The larger cluster at the end of your piece, the group of poets who provide "satisfaction," who presumably speak with more individuality, is instructive. I can't claim to have read them all¨I am a visual artist and neither poet nor critic¨but I have read enough of them to applaud your judgements.
It occurs to me, however, that there are some omissions from this latter list. Most particularly I wonder why Daryl Hine isn't there. Surely his "poetical voice" is one of the most distinctive in Canadian letters. No one sounds like him; no one has his particular skills. He has been widely published, not only in Canada but in the UK and the US. He is a translator of great ability, especially from Classical languages, Latin and Greek, but also from French.
And where is he? Does it matter? Should it? He is a Canadian, born here and educated here, and still carries a Canadian passport. he doesn't frequent Can Lit conferences, nor does he teach in Canadian schools. he has lived in many places in Europe and North America and he doesn't spend much time in Canada. When he does return, it is to visit friends or family. He isn't on any circuit but his own. But he is a poet and a very effective poet at that.
And of course he is a man of a certain age.
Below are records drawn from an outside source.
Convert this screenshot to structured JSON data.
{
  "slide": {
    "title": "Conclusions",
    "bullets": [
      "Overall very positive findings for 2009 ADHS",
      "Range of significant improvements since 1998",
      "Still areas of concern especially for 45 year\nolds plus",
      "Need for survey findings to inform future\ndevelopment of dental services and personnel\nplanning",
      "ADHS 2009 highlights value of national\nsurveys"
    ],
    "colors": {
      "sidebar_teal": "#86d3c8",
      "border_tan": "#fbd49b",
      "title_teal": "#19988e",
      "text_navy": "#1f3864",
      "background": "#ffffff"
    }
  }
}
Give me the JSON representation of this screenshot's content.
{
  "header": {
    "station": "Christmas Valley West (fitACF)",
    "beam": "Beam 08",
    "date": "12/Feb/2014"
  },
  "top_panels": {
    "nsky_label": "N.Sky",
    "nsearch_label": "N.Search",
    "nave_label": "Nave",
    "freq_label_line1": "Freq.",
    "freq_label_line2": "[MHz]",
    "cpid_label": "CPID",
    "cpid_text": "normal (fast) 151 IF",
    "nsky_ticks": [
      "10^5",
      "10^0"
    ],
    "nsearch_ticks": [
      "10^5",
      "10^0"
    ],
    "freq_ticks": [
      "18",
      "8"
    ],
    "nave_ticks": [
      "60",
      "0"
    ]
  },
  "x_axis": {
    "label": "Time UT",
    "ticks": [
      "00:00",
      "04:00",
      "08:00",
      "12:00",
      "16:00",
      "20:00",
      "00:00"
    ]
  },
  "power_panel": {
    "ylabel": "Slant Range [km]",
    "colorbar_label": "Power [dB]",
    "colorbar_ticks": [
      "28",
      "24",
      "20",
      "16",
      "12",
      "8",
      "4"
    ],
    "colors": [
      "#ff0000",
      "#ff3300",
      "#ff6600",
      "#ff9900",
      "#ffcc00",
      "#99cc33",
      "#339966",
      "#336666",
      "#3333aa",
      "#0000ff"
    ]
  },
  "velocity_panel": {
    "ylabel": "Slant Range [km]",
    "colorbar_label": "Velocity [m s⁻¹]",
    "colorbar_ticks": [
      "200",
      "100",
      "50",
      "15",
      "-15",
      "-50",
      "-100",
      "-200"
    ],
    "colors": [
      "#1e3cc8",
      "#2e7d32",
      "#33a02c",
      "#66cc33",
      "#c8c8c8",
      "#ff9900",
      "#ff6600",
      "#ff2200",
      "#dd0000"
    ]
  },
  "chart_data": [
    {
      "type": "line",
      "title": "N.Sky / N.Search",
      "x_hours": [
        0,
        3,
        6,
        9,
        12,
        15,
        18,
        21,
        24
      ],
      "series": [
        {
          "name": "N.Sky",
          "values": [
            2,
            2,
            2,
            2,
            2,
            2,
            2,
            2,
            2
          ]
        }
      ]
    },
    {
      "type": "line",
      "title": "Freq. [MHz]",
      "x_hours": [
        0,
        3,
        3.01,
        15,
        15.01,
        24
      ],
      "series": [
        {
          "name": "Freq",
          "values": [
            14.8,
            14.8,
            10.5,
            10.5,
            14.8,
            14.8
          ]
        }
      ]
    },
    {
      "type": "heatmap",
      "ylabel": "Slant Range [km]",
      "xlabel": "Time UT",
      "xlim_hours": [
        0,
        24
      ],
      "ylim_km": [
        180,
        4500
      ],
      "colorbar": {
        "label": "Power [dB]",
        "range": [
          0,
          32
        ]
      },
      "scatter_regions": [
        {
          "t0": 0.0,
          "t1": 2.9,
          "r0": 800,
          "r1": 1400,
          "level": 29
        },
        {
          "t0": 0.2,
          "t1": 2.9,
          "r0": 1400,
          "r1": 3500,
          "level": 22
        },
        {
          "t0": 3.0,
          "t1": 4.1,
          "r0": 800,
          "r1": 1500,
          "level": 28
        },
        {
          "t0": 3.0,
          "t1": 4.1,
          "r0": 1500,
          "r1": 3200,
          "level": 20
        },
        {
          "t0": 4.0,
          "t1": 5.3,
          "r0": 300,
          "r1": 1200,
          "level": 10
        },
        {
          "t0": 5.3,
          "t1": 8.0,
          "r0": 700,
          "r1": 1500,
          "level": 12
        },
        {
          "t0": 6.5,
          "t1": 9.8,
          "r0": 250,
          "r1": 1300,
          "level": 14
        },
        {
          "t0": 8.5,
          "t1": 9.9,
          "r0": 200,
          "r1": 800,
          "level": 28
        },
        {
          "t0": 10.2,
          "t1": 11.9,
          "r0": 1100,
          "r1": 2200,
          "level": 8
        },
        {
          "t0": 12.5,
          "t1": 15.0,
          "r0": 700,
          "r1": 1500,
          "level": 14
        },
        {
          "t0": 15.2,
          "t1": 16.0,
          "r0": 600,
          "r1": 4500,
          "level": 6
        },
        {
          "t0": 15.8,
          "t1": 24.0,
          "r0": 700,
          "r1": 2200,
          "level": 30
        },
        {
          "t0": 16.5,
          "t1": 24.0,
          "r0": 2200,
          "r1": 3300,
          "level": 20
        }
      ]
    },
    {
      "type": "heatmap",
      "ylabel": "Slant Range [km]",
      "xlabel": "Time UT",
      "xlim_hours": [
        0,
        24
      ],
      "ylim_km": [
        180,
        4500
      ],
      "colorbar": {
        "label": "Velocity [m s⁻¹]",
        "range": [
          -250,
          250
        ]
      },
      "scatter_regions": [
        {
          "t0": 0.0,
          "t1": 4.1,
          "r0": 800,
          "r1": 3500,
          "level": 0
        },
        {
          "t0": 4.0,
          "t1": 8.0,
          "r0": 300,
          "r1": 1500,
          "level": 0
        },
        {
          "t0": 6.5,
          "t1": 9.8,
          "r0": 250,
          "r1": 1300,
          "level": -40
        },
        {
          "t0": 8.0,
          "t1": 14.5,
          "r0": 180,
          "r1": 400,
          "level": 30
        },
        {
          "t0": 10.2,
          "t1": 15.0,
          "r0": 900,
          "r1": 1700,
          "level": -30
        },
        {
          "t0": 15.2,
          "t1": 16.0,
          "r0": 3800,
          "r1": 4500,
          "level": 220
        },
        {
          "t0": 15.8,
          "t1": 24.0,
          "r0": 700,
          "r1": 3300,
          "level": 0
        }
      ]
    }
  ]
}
However that may be, he still writes, and still writes with the voice of a true poet.
As a Guernica Writers Series editor, I was delighted with the attention paid by BiC reviewer Robert Moore to a number of recent titles in the series. I would like, however, to bring a few points of clarification to criticisms Moore levels against several volumes in the series, in particular the collection of essays on Aritha van Herk edited by Christl Verduyn. Moore questions Verduyn's choice of original essays over the many possibilities of previously published essays presented by "thirteen pages of secondary sources" (Verduyn's bibliography is indeed impressively thorough). He is especially unhappy with essays by Robert Budde and Robert Kroetsch, whose value as academic criticism he queries.
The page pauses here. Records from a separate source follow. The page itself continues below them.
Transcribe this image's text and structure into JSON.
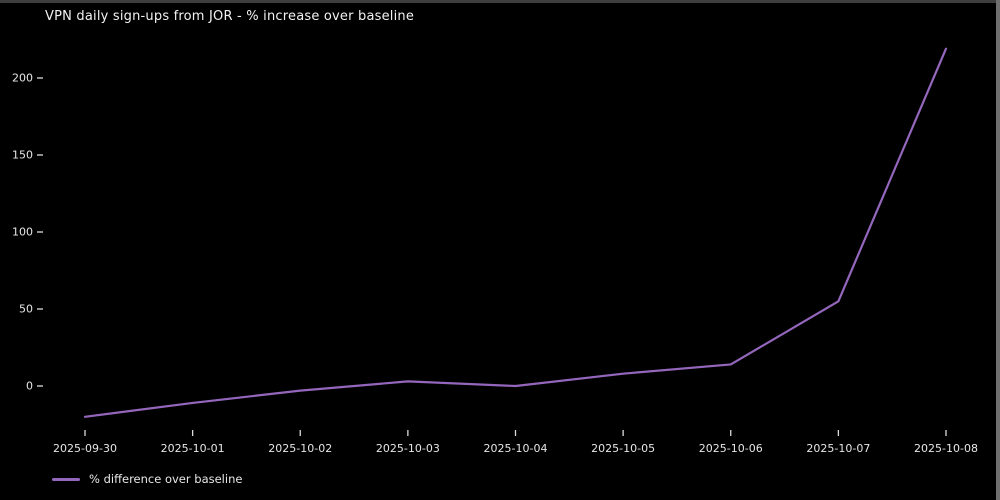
{
  "window": {
    "title": "VPN daily sign-ups from JOR - % increase over baseline"
  },
  "chart_data": {
    "type": "line",
    "title": "VPN daily sign-ups from JOR - % increase over baseline",
    "categories": [
      "2025-09-30",
      "2025-10-01",
      "2025-10-02",
      "2025-10-03",
      "2025-10-04",
      "2025-10-05",
      "2025-10-06",
      "2025-10-07",
      "2025-10-08"
    ],
    "series": [
      {
        "name": "% difference over baseline",
        "values": [
          -20,
          -11,
          -3,
          3,
          0,
          8,
          14,
          55,
          219
        ]
      }
    ],
    "xlabel": "",
    "ylabel": "",
    "y_ticks": [
      0,
      50,
      100,
      150,
      200
    ],
    "ylim": [
      -25,
      230
    ],
    "grid": false,
    "legend_position": "lower-left",
    "colors": {
      "line": "#9467bd",
      "background": "#000000",
      "text": "#e6e6e6",
      "tick": "#dcdcdc"
    }
  }
}
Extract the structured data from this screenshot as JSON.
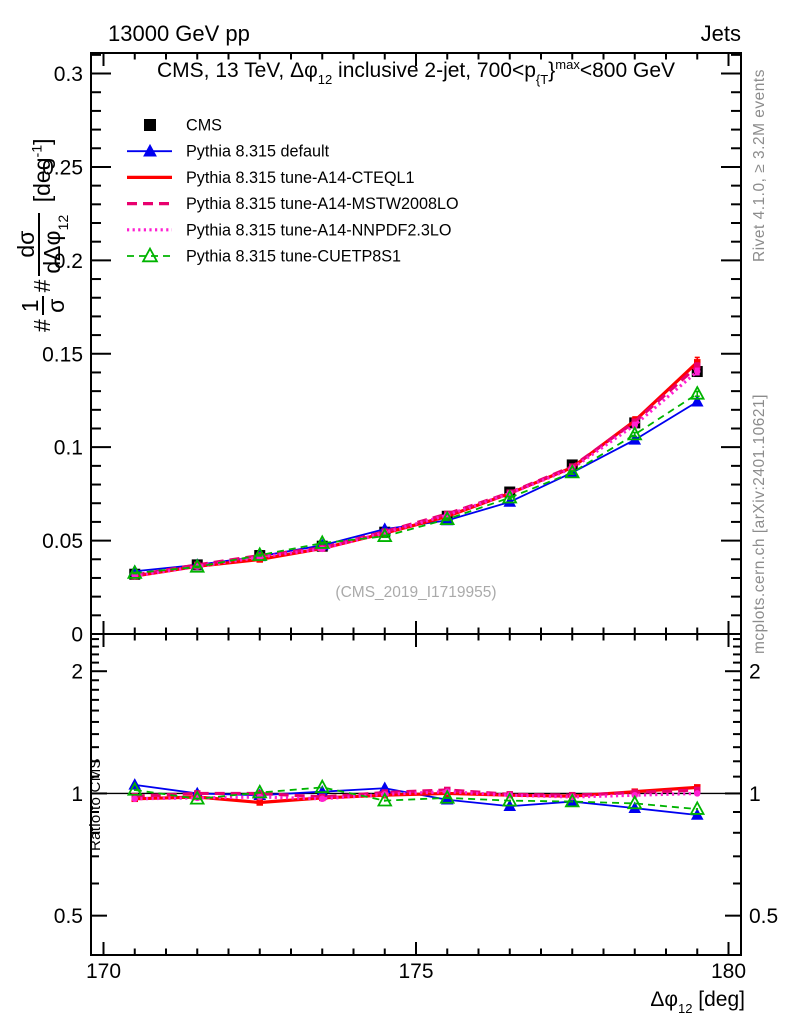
{
  "header": {
    "left": "13000 GeV pp",
    "right": "Jets"
  },
  "panel_title": {
    "pre": "CMS, 13 TeV, ",
    "phi": "Δφ",
    "phi_sub": "12",
    "mid": " inclusive 2-jet, 700<p",
    "p_sub": "{T",
    "brace": "}",
    "p_sup": "max",
    "post": "<800 GeV"
  },
  "watermark": "(CMS_2019_I1719955)",
  "side_notes": {
    "rivet": "Rivet 4.1.0, ≥ 3.2M events",
    "mcplots": "mcplots.cern.ch [arXiv:2401.10621]"
  },
  "ylabel_main": {
    "hash1": "#",
    "f1_num": "1",
    "f1_den": "σ",
    "hash2": "#",
    "f2_num": "dσ",
    "f2_den": "dΔφ",
    "f2_den_sub": "12",
    "unit_pre": " [deg",
    "unit_sup": "-1",
    "unit_post": "]"
  },
  "ylabel_ratio": "Ratio to CMS",
  "xlabel": {
    "phi": "Δφ",
    "sub": "12",
    "unit": " [deg]"
  },
  "axes": {
    "x": {
      "min": 169.8,
      "max": 180.2,
      "majors": [
        170,
        175,
        180
      ],
      "labels": [
        "170",
        "175",
        "180"
      ],
      "minor_step": 0.5
    },
    "y_main": {
      "min": 0,
      "max": 0.311,
      "majors": [
        0,
        0.05,
        0.1,
        0.15,
        0.2,
        0.25,
        0.3
      ],
      "labels": [
        "0",
        "0.05",
        "0.1",
        "0.15",
        "0.2",
        "0.25",
        "0.3"
      ],
      "minor_step": 0.01
    },
    "y_ratio": {
      "scale": "log",
      "min": 0.4,
      "max": 2.47,
      "majors": [
        0.5,
        1,
        2
      ],
      "labels": [
        "0.5",
        "1",
        "2"
      ],
      "minor_min": 0.4,
      "minor_max": 2.4,
      "minor_step": 0.1,
      "reference": 1
    }
  },
  "chart_data": {
    "type": "line",
    "title": "CMS, 13 TeV, Δφ12 inclusive 2-jet, 700<pT^max<800 GeV",
    "xlabel": "Δφ12 [deg]",
    "ylabel": "1/σ dσ/dΔφ12 [deg^-1]",
    "x": [
      170.5,
      171.5,
      172.5,
      173.5,
      174.5,
      175.5,
      176.5,
      177.5,
      178.5,
      179.5
    ],
    "cms_values": [
      0.032,
      0.037,
      0.042,
      0.047,
      0.0545,
      0.063,
      0.076,
      0.0905,
      0.113,
      0.1405
    ],
    "series": [
      {
        "name": "CMS",
        "role": "data",
        "color": "#000000",
        "marker": "square",
        "marker_size": 11,
        "legend_marker": true,
        "err_frac": 0.012
      },
      {
        "name": "Pythia 8.315 default",
        "color": "#0000f0",
        "line": "solid",
        "line_width": 1.8,
        "marker": "triangle",
        "marker_size": 10.5,
        "legend_marker": true,
        "ratio": [
          1.05,
          1.0,
          0.99,
          1.01,
          1.03,
          0.965,
          0.93,
          0.955,
          0.92,
          0.885
        ],
        "ratio_err": 0.006,
        "err_frac": 0.01
      },
      {
        "name": "Pythia 8.315 tune-A14-CTEQL1",
        "color": "#ff0000",
        "line": "solid",
        "line_width": 3.2,
        "marker": "square",
        "marker_size": 6.5,
        "legend_marker": false,
        "ratio": [
          0.97,
          0.98,
          0.95,
          0.975,
          0.99,
          1.0,
          0.99,
          0.985,
          1.01,
          1.035
        ],
        "ratio_err": 0.014,
        "err_frac": 0.018
      },
      {
        "name": "Pythia 8.315 tune-A14-MSTW2008LO",
        "color": "#e8006e",
        "line": "dashed",
        "line_width": 3.2,
        "marker": "square",
        "marker_size": 6.5,
        "legend_marker": false,
        "ratio": [
          0.985,
          1.0,
          1.0,
          0.98,
          1.005,
          1.02,
          0.995,
          0.99,
          1.005,
          1.02
        ],
        "ratio_err": 0.013,
        "err_frac": 0.012
      },
      {
        "name": "Pythia 8.315 tune-A14-NNPDF2.3LO",
        "color": "#ff1fd2",
        "line": "dotted",
        "line_width": 3.2,
        "marker": "circle",
        "marker_size": 6.5,
        "legend_marker": false,
        "ratio": [
          0.97,
          0.975,
          0.98,
          0.97,
          0.995,
          1.01,
          0.99,
          0.98,
          0.99,
          1.0
        ],
        "ratio_err": 0.013,
        "err_frac": 0.012
      },
      {
        "name": "Pythia 8.315 tune-CUETP8S1",
        "color": "#00b400",
        "line": "dashed",
        "line_width": 1.8,
        "marker": "triangle-open",
        "marker_size": 10.5,
        "legend_marker": true,
        "ratio": [
          1.02,
          0.97,
          1.005,
          1.035,
          0.96,
          0.975,
          0.96,
          0.955,
          0.945,
          0.915
        ],
        "ratio_err": 0.006,
        "err_frac": 0.01
      }
    ]
  },
  "colors": {
    "frame": "#000000",
    "gray_text": "#8c8c8c",
    "watermark": "#aaaaaa"
  }
}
Guernica invited guest editors to collect new or already published work, suggesting five to seven essays to meet the original series limit of 120 pages. As Moore notes, series volumes present considerable variety within this common format. Guernica was very pleased with Verduyn's decision to produce original essays by established and new critics alike, representing gender balance as well as national and international perspectives. These and other elements of Verduyn's book, including her own contributions to it (critical essay, introduction, and author interview) place it firmly among the very successful volumes of Guernica's Writers Series.
The editor of each volume is free to select the essays, and often in consultation with the author who is the subject of the volume. Thus the late Louis Dudek was able to participate in his volume. One of our aims was to make each volume interesting to read, and not just an academic tool. Each volume reflects the particular relationships of the editor and contributors to their author. The volumes of adele Wiseman, Alistair MacLeod, and Sharon Pollock illustrate these special relationships.